Pros: Action packed plot. Vivid, cinematic prose.
Possible Cons: High graphic index (violence). Low to medium graphic index (sex) but much unpleasantness implied, including non-consensual and abusive gay relationships.
In The Raidships, Mercenaries from a near by planet brutally attack Whit’s peaceful village on Alesia. He’s enslaved and transported to Valkra, a cold, cruel world rife with violence and abuse.

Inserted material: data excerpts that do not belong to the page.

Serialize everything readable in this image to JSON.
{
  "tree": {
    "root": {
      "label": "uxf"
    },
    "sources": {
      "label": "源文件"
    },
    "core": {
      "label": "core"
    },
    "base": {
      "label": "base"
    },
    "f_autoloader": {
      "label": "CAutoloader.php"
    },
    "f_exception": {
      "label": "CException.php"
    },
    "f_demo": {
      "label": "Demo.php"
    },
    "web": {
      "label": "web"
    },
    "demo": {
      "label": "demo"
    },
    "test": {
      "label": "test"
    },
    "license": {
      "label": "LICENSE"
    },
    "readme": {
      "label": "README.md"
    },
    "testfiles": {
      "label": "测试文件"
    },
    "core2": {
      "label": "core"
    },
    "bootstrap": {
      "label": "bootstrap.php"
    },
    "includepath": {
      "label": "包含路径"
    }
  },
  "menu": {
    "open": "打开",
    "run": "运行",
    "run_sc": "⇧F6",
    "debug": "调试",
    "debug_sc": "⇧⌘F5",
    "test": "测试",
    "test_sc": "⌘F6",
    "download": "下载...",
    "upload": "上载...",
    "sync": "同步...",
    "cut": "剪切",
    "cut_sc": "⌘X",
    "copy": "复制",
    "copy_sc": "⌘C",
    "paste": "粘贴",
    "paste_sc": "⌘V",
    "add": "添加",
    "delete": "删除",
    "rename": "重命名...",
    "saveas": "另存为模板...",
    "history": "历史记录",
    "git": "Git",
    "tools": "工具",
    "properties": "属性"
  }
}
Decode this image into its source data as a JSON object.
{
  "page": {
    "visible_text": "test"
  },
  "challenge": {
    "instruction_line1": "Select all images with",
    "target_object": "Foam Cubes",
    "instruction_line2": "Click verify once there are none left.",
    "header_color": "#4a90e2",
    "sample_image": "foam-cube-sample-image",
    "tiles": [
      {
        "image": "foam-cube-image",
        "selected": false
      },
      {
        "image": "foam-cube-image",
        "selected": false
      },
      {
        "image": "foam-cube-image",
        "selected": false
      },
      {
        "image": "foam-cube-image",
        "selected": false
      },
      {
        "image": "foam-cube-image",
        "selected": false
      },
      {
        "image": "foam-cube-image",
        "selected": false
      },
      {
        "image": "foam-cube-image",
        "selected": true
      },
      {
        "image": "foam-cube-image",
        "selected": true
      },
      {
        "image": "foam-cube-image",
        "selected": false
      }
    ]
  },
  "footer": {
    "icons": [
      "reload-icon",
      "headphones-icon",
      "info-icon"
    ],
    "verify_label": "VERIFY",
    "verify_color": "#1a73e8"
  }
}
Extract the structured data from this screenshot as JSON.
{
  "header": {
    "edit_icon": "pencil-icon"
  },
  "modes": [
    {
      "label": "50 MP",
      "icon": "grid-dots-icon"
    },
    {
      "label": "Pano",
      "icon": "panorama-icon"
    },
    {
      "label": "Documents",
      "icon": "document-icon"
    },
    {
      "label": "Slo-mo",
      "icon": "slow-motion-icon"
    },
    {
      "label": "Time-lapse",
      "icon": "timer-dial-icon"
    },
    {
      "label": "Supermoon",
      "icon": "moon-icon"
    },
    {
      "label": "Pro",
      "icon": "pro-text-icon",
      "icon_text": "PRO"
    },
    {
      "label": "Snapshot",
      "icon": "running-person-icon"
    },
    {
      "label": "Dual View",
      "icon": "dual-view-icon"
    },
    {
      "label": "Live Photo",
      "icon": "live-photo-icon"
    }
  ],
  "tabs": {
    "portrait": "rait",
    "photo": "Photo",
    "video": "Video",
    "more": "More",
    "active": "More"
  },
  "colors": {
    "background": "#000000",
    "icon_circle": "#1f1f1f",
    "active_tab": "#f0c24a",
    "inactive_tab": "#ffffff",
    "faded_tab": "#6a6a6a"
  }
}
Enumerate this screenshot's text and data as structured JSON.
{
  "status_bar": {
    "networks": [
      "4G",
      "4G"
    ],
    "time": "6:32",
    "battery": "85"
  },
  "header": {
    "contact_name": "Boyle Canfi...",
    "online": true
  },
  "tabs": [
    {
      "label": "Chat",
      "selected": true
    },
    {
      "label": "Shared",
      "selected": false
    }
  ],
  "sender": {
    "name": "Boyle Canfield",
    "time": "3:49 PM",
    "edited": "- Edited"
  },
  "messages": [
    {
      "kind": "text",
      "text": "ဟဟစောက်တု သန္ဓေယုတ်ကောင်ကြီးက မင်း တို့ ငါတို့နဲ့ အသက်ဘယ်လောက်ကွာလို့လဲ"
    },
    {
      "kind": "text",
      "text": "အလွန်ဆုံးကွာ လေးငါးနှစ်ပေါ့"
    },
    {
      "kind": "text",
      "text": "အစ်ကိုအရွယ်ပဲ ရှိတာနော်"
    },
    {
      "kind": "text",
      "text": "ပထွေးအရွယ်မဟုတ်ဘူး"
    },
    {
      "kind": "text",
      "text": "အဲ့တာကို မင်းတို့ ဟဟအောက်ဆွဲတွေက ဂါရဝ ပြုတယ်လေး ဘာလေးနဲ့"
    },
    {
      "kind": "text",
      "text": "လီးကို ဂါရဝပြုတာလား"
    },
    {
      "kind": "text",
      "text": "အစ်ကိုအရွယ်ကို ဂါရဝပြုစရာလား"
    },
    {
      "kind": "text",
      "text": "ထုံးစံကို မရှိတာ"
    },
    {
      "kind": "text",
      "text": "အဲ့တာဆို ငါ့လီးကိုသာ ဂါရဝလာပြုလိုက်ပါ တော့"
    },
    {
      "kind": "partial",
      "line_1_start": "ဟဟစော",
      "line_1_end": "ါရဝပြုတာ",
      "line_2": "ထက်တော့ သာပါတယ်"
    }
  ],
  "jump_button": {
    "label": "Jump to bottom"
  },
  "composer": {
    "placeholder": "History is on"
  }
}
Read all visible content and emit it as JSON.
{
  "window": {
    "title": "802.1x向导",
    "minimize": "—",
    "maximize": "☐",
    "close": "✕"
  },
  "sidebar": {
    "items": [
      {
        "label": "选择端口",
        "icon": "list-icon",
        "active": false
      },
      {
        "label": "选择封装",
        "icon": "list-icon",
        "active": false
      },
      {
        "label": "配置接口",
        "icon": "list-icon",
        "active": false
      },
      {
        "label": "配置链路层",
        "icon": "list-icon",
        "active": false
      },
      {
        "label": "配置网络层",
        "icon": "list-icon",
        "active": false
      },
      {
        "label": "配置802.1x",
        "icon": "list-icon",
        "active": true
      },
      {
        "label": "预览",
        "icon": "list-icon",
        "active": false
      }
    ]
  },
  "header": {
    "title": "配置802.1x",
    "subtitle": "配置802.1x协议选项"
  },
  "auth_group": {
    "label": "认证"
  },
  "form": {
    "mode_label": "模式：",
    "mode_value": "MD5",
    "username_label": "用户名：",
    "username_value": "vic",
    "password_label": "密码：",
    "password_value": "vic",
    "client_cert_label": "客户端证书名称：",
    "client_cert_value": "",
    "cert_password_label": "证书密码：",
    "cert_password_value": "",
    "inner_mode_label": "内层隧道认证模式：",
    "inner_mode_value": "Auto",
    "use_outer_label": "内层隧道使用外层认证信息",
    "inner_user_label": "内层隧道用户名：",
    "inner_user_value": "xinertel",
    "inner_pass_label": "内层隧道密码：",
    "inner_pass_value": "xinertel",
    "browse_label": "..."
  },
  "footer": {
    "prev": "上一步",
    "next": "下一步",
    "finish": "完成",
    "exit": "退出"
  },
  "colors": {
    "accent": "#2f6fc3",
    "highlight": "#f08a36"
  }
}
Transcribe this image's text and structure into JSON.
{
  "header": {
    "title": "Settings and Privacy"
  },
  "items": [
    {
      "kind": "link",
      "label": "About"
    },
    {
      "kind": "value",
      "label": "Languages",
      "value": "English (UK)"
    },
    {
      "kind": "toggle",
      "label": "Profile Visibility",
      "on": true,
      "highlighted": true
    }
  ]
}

On Valkra, Whit must decide whether to succumb to rage or fight intelligently for freedom. Several characters relay the plot, including our hero Whit, a young noble lady, an enslaved scholar and a villain. Each possesses a distinct voice and a believable personality with a combination of strengths and foibles. And all technology except the space-faring raidships is at a carefully depicted medieval level. The origins of the raidships makes for an interesting mystery subplot.
The book is action packed, sometimes almost cinematic in style with some vivid, heart stopping moments. The mostly close-third-person prose includes lots of interesting verbs and is vivid. And the editing and formatting is superb. I didn’t even detect the auto-correct errors so prevalent these days.
This finely crafted adventure story reminded me of tales I read as an early teen in which, thanks to adult cruelty and incompetence, a young person is prematurely booted into the adult world. Except this is not a young adult novel. Expect graphic and unpleasant sex and bone-crushing violence. Followers of “Game of Thrones” or “Vikings” would be prepared to enjoy this book. And all depictions of homosexuality are predatory or perverse, so I wouldn’t describe this novel as LGBT-friendly. But some readers might suspend judgement and accept the situation as part of this sample of The Raidships’ world.
All that said, I found The Raidships to be a fun read.